Airline companies in both the US and Japan grounded several Boeing 777 planes after United Airlines Flight 328 experienced a dramatic engine failure over Denver, Colorado during the weekend. Boeing, a US airplane manufacturer, recommended the grounding of dozens of its 777 airplanes all over the globe after the scary incident.
A report published by The Verge stated that the pilots of the ill-fated plane, which was bound for Honolulu, were able to steer the aircraft back to safety at the Denver airport with all of its 231 passengers. Fortunately, there were no reported injuries among the passengers and crew.
As a result, United Airlines and two major carriers in Japan grounded all of their 62 Boeing 777 planes while Korean Air stated it would ground six of their aircraft. The US airline company said it is voluntarily grounding its 24 Boeing 777 planes with 4000-series Pratt & Whitney engines. The airline company said they expect the move to inconvenience only a small number of their customers. In Japan, the country's Civil Aviation Bureau directed All Nippon Airways and Japan Airlines to remove similar planes with the same engines from service.
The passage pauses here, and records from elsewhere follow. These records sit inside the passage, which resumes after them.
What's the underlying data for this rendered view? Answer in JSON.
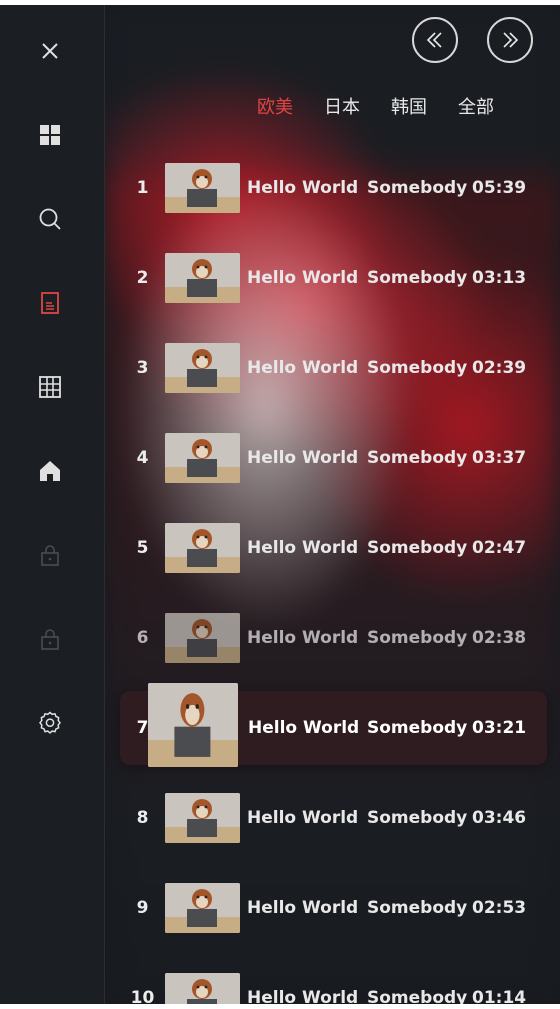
{
  "sidebar": {
    "items": [
      {
        "name": "close-icon"
      },
      {
        "name": "grid-icon"
      },
      {
        "name": "search-icon"
      },
      {
        "name": "document-icon"
      },
      {
        "name": "table-icon"
      },
      {
        "name": "home-icon"
      },
      {
        "name": "lock-icon"
      },
      {
        "name": "lock-icon"
      },
      {
        "name": "settings-icon"
      }
    ],
    "active_color": "#e04545"
  },
  "nav": {
    "prev": "chevrons-left-icon",
    "next": "chevrons-right-icon"
  },
  "tabs": [
    {
      "label": "欧美",
      "active": true
    },
    {
      "label": "日本",
      "active": false
    },
    {
      "label": "韩国",
      "active": false
    },
    {
      "label": "全部",
      "active": false
    }
  ],
  "songs": [
    {
      "num": "1",
      "title": "Hello World",
      "artist": "Somebody",
      "duration": "05:39"
    },
    {
      "num": "2",
      "title": "Hello World",
      "artist": "Somebody",
      "duration": "03:13"
    },
    {
      "num": "3",
      "title": "Hello World",
      "artist": "Somebody",
      "duration": "02:39"
    },
    {
      "num": "4",
      "title": "Hello World",
      "artist": "Somebody",
      "duration": "03:37"
    },
    {
      "num": "5",
      "title": "Hello World",
      "artist": "Somebody",
      "duration": "02:47"
    },
    {
      "num": "6",
      "title": "Hello World",
      "artist": "Somebody",
      "duration": "02:38"
    },
    {
      "num": "7",
      "title": "Hello World",
      "artist": "Somebody",
      "duration": "03:21"
    },
    {
      "num": "8",
      "title": "Hello World",
      "artist": "Somebody",
      "duration": "03:46"
    },
    {
      "num": "9",
      "title": "Hello World",
      "artist": "Somebody",
      "duration": "02:53"
    },
    {
      "num": "10",
      "title": "Hello World",
      "artist": "Somebody",
      "duration": "01:14"
    }
  ],
  "active_song_index": 6
}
A Reuters report revealed that JAL has 14 Boeing 777 with 4000-series Pratt & Whitney engines while ANA has 19.
The Federal Aviation Administration (FAA), for its part, issued an emergency airworthiness directive, mandating the immediate inspection of Boeing 777 aircraft with Pratt & Whitney PW4000 engines. The federal agency said this might result in the removal of the aircraft from service. A report from The Wall Street Journal revealed that there is a need to ground some 128 Boeing aircraft with Pratt & Whitney engines similar to that of Flight 328.
Aviation International News reported that an initial report of an ongoing investigation conducted by the National Transportation Safety Board (NTSB) revealed that two fan blades on the number 2 engine of the plane appear to have developed some fractures. According to the NTSB, the failure occurred in the right engine of the plane. Inspectors said two fan blades fractured and it affected the other blades. The main fuselage suffered minor damage.
In an Associated Press report, FAA Administrator Steve Dickson said they are now reviewing all available safety data after the Denver incident. "Based on the initial information, we concluded there is a need to step up the inspection interval for the hollow fan blades that are unique to this model of engine, used solely on Boeing 777 airplanes," Dickson said. The administrator also said that they have asked for a meeting with Boeing and Pratt & Whitney representatives.
One of the plane's passengers, David Delucia said he heard a loud "explosion" moments after the take-off. "The plane started shaking violently, and we lost altitude and we started going down," Delucia said. He also recalled telling his wife to place their wallets inside their pockets so authorities could identify them in case the plane crashed.
Police personnel in Broomfield town posted images of what looked like an engine casing in the front garden of a home. Images of other fragments found in other sections of the town, including one on a football field, also appeared online. There were no reported injuries caused by the falling debris.